Selama membaca beberapa kumpulan-kumpulan pada hari-hari sebelumnya, saya menemukan sebuah cara pembentukannya yang lebih berbeda dari biasanya, dimana kebanyakan puisinya memakai bentuk narasi yang terdiri dari 1-2 paragraf untuk judul-judul puisinya yakni: Onytha, 1, Quo Vadis, Homo, Kelaga Rai, dan lain sebagainya membuat menjadi pengingat saya pada bentuk penulisan yang dibuat oleh Sapardi Djoko Damono lewat salah satu kumpulan puisinya yang berjudul Kolam.
Saya menangkap pengalaman puitik yang diberikan oleh Mario (berdasarkan dari halaman pengantar yang ditulis) bahwa saat ia dibesarkan oleh lingkungan keluarga dari kalangan kebudayaan Sawu, NTT sampai ia dikenalkan mengenai iman katolik dari ibunya yang kebetulan adalah seorang katekis (guru agama Kristen) melalui cerita-cerita alkitab sampai ia mulai menekuni kepeyairannya yang diminati sejak dari bangku sekolah, apalagi pasca Pria kelahiran Kupang, 18 Februari 1991 ini memutuskan untuk berhenti dari panggilan spiritualnya menjadi seorang pastor setelah menjalani pendidikan di Seminari Menengah St.Rafael, Oepoi, NTT. Hasil pengalaman iman inilah ia tujukan dari judul: Sakramen, Ekaristi, Getsemani dan lain sebagainya.

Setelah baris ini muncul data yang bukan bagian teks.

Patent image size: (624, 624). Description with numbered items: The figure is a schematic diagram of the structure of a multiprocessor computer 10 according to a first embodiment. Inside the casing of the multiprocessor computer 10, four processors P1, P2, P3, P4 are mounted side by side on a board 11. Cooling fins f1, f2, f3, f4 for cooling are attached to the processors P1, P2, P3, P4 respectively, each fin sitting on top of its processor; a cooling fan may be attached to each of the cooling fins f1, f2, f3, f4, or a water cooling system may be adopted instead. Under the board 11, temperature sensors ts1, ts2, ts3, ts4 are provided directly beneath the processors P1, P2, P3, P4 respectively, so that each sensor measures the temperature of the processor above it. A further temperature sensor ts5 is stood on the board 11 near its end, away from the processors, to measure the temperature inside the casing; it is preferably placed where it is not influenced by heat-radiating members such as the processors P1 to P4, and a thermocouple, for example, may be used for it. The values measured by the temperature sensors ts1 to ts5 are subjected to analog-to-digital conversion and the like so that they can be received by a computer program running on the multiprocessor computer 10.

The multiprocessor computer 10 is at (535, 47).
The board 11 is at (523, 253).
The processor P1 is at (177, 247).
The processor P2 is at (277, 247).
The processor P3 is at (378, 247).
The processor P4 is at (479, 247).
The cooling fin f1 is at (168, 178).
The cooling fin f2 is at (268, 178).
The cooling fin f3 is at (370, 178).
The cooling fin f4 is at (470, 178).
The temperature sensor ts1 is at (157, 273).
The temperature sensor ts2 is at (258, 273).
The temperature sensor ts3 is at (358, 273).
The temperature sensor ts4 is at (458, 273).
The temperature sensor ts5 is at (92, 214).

Satu lagi hal yang lebih membanggakan ialah, kumpulan puisi Ekaristi yang telah mendapat kurasi dari penyair kenamaan, Aan Mansyur ini telah mengangkat pamornya dalam dunia sastra Indonesia pada dekade yang lalu, dimana penyair yang sempat mengeyam pendidikan Jurusan Ilmu Komunikasi Universitas Nusa Cendana Kupang ini meraih apresiasi berupa penghargaan Buku Puisi Terbaik 2014 versi Majalah Tempo dan Lima Besar Kusala Sastra Khatulistiwa 2014.

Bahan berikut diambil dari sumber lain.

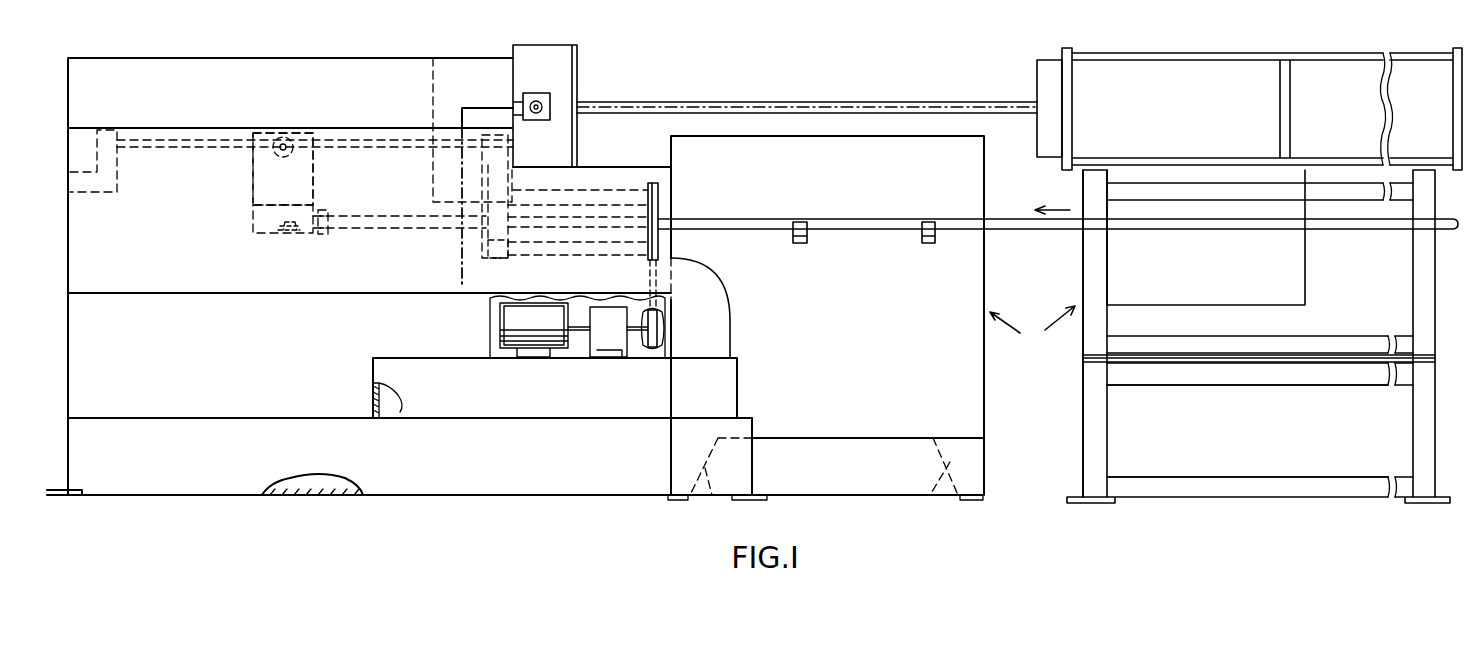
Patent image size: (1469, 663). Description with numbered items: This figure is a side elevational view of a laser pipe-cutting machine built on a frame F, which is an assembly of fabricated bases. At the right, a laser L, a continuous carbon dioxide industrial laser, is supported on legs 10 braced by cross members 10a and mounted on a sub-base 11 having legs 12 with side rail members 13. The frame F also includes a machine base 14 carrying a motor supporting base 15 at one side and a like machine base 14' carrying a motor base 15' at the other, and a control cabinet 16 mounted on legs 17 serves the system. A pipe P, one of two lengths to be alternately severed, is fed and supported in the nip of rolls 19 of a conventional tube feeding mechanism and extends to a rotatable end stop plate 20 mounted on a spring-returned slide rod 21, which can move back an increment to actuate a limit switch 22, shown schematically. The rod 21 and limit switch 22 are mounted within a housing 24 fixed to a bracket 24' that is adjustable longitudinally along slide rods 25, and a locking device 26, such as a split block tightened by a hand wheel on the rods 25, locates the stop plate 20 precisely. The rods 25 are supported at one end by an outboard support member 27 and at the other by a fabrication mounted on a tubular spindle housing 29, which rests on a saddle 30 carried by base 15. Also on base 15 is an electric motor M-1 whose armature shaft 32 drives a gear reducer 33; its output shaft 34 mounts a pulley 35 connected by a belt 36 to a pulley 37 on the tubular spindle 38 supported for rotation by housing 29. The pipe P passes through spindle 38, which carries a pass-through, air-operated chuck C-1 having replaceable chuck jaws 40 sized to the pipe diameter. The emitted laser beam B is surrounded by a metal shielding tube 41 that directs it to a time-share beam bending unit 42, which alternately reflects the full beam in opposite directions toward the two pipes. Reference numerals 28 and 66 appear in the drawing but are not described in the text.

Pada akhirnya, apa yang saya sampaikan lagi ialah melalui buku ini, saya yang membacanya mempuyai rasa bangga akan khazanah yang dimiliki oleh gereja katolik, membuat Mario F.Lawi menjadi penyair ke-3 yang saya bisa temui karya puisinya yang memakai suasana iman katolik setelah W.S Rendra dan Joko Pinurbo. Saya berharap ada minat baik diri sendiri masing-masing untuk menjelajahi karya-karya yang ditunjukan oleh beberapa kalangan sastrawan yang berasal dari Indonesia bagian Timur. Sebagai penutup saya akan mengutip satu judul puisi sebagai berikut.
Mata Injil
Kubaca Injil dalam matamu. Helaian sabda yang dijatuhkan Tuhan dengan teramat lambat. Muasal keabadianku menyembul mengalirkan cerita. Mestilah sempat kusisakan tempat bagi derita. Karena tatatpmu murka sekaligus cinta. Kesedihan sekaligus sukacita.
Tubuhku bumi. Menampung hujan yang jatuh dari hatimu. Menetaskan anak-anak rahmat yang kini belajar untuk terbang. Di kedalaman, Tuhan telah menjelma sesosok penambang batu dengan palu menghantam karang kersapuhanku. Sedang lembar-lembarmu yang perlahan luruh tiada mampu mewartakan rinduku yang tak kunjung penuh.
Naimata. 2012
Â
Perjamuan
Sehelai kafan membungkam rotimu. Kami berlatih
Menjinakkan berpaang sumpit demi mangkuk-mangkuk mi
Yang pasarah di hadapan kami. Tiga botol selai berdebar
Di hadapanmu. Coklat. Nanas. Anggur. Tutup pertama
Tersentuh telunjukmu, hatinyalah yang berhak
Bersamamu mengakrabi derita sekaligus keabadian.
Mangkuk-mangkuk kami turut bergetar, menumpahkan
Sedikit kuahnya ke pangkuan kami. Bersitatap kami satu.
Sama lain meski telah kauajarakan doa untuk
Menaklukkan muslihat lidah kami yang tiada bertulang.